FDA Okays Safer Spinach but Not Tomatoes
By Ayn Rand Institute: Thomas Bowden (09/26/08)
Washington, DC--Eight years after grocers asked the Food and Drug Administration for permission to kill salmonella and E. coli by irradiation, the agency is preparing to approve that treatment for spinach and iceberg lettuce.
Romaine lettuce and tomatoes, however, must wait until the FDA gets around to considering those particular vegetables.
“If a private company stood by while customers died, instead of implementing known safety measures, it would be criminally prosecuted and driven out of business in a storm of public outrage,” said Thomas Bowden, an analyst at the Ayn Rand Center for Individual Rights. “But when the FDA plods along nonchalantly for eight years, churning paperwork while people drop dead from food-borne diseases, no one calls for the agency’s abolition.

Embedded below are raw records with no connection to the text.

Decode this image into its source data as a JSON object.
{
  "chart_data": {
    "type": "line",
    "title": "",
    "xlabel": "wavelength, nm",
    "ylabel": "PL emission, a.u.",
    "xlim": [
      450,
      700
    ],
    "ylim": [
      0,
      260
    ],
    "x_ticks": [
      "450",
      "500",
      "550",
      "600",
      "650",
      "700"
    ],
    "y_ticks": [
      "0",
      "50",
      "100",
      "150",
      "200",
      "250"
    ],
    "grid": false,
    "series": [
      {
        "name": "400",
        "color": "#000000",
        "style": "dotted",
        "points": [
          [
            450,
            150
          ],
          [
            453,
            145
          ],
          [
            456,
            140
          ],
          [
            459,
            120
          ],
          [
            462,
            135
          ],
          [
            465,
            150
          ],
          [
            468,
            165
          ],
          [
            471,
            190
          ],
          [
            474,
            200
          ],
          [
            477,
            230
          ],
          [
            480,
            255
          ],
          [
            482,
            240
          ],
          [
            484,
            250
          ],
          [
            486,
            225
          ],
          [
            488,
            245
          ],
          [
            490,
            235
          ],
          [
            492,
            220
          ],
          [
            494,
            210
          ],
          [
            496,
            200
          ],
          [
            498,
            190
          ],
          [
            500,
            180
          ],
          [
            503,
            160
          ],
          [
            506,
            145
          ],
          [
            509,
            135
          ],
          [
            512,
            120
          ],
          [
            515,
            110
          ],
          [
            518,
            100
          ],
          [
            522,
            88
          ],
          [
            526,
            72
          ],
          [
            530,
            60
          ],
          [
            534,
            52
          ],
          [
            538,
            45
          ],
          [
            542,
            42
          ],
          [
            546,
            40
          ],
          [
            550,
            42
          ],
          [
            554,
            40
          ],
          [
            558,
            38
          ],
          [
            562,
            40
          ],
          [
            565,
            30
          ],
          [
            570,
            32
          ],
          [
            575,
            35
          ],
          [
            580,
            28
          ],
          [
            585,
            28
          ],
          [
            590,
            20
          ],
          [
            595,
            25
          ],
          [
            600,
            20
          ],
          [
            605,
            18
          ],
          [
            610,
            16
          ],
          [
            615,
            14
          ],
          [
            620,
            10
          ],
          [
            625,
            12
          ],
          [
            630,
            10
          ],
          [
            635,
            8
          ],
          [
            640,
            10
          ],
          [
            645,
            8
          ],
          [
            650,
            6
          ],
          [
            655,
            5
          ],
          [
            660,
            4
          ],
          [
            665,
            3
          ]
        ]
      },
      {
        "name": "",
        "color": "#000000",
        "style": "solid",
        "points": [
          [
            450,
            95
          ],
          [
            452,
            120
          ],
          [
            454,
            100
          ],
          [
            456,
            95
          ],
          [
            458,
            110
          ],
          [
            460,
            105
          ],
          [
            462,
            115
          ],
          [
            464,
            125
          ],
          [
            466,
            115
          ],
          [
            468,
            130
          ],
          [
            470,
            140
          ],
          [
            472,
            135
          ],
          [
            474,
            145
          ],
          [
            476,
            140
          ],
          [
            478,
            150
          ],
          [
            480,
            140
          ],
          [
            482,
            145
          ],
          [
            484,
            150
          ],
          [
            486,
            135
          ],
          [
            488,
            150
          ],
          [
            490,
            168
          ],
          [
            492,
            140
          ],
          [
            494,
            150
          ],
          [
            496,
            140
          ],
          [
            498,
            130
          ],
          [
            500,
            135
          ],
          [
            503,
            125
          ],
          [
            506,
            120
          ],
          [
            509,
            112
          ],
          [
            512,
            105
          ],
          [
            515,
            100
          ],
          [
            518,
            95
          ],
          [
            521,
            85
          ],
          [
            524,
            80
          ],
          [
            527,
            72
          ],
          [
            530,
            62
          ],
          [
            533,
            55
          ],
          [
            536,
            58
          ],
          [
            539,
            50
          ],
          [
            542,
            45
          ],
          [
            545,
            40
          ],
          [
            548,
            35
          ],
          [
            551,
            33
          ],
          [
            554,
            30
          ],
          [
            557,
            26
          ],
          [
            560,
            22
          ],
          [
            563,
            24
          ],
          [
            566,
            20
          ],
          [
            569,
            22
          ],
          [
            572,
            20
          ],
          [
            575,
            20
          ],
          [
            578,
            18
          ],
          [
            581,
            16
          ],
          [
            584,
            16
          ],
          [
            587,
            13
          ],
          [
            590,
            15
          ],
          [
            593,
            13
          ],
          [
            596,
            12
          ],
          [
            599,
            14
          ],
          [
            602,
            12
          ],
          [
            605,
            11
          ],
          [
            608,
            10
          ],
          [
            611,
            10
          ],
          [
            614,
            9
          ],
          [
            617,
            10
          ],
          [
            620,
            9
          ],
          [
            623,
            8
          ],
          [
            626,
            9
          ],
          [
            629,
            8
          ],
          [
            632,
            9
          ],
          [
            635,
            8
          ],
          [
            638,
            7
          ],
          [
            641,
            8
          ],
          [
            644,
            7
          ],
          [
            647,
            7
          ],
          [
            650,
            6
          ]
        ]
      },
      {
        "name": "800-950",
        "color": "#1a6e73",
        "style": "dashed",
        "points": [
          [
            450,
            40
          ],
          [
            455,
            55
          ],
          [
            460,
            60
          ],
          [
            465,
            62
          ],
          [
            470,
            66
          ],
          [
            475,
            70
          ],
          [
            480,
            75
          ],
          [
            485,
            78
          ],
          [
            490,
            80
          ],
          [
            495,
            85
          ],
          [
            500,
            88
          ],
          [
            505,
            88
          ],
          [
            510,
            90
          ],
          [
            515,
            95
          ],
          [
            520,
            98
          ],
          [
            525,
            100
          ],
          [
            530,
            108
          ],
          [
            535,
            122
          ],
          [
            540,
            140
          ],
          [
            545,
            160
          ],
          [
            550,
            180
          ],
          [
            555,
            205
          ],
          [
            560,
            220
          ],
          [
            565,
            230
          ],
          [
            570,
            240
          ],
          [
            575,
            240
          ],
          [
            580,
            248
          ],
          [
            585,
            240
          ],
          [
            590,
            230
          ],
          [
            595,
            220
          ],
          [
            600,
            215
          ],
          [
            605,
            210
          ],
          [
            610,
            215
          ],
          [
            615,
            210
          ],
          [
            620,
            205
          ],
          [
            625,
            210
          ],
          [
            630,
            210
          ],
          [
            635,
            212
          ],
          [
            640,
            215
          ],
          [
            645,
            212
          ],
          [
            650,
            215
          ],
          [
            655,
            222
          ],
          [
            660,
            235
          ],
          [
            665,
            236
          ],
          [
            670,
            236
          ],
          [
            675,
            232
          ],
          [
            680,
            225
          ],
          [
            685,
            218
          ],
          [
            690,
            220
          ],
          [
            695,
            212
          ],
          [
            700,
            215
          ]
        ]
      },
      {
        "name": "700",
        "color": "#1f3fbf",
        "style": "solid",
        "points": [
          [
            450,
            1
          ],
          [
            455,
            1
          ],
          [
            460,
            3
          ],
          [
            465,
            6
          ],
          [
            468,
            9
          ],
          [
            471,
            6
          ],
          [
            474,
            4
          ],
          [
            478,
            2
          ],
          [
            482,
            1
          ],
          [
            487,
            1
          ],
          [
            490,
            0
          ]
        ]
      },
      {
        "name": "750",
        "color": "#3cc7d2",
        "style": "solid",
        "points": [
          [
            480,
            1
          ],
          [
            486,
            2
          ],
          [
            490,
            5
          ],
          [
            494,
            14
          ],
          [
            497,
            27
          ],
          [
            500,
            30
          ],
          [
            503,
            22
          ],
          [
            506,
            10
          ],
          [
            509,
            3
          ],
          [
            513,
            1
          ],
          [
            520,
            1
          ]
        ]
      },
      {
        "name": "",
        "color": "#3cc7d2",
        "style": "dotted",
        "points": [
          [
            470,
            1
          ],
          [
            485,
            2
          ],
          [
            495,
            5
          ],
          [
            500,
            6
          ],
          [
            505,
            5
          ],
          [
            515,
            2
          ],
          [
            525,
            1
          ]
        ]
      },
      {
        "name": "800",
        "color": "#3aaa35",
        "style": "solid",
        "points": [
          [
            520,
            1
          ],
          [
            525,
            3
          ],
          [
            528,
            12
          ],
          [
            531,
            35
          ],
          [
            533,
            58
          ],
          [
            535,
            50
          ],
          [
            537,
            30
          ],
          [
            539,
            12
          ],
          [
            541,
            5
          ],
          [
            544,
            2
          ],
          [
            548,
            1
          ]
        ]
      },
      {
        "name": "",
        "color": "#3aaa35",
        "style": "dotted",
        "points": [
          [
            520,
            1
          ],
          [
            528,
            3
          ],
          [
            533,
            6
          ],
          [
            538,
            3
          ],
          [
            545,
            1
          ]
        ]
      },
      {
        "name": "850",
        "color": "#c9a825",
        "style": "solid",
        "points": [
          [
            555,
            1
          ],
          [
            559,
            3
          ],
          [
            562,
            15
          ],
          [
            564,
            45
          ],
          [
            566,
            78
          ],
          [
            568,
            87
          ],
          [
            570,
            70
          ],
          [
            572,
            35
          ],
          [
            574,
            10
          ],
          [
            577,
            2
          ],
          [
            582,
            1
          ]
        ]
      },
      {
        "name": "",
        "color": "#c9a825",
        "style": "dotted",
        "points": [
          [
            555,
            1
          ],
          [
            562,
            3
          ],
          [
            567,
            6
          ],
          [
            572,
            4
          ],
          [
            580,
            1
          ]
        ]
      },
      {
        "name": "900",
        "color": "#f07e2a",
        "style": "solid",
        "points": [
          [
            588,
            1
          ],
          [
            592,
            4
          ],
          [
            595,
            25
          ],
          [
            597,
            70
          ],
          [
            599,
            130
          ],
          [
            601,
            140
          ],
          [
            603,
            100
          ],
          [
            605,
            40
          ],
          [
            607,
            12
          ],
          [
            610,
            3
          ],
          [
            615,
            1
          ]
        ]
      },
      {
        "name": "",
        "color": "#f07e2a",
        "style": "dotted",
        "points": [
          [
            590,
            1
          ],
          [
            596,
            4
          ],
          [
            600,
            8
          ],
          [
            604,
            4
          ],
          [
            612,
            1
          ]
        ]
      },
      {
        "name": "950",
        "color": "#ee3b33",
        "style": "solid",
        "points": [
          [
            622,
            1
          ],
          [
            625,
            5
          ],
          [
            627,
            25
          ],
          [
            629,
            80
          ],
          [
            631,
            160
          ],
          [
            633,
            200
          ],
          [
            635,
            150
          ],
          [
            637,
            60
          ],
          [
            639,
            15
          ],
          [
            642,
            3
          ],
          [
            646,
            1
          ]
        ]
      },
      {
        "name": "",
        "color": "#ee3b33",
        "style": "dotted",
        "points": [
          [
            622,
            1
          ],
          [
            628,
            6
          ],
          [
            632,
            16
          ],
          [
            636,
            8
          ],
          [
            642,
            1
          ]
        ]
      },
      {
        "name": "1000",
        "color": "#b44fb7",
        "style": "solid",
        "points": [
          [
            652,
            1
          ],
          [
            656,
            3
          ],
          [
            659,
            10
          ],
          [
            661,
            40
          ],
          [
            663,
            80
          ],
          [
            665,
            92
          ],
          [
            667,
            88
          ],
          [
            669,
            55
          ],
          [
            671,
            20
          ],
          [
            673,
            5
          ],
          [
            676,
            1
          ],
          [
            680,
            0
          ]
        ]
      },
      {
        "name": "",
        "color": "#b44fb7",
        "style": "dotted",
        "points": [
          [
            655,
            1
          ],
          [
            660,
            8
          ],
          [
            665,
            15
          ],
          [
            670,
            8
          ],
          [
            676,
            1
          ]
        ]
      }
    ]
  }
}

“The FDA’s existence is based on the false belief that profit-seeking grocers will poison their customers if not required to seek prior government clearance for each product they sell. But in fact, the profit motive is what keeps businesses vigilant about product safety. A grocery store that paid no attention to food-borne pathogens would soon go out of business, in favor of stores that did. Customers’ best guarantee of food quality and safety will always be the need of growers and purveyors to guard their reputations.
“If consumers are leery of irradiation, they are free to avoid buying foods prepared that way. But grocers should be free to offer such produce to those who welcome the increased safety that irradiation brings. Government should not have the power to interfere with free trade in food.”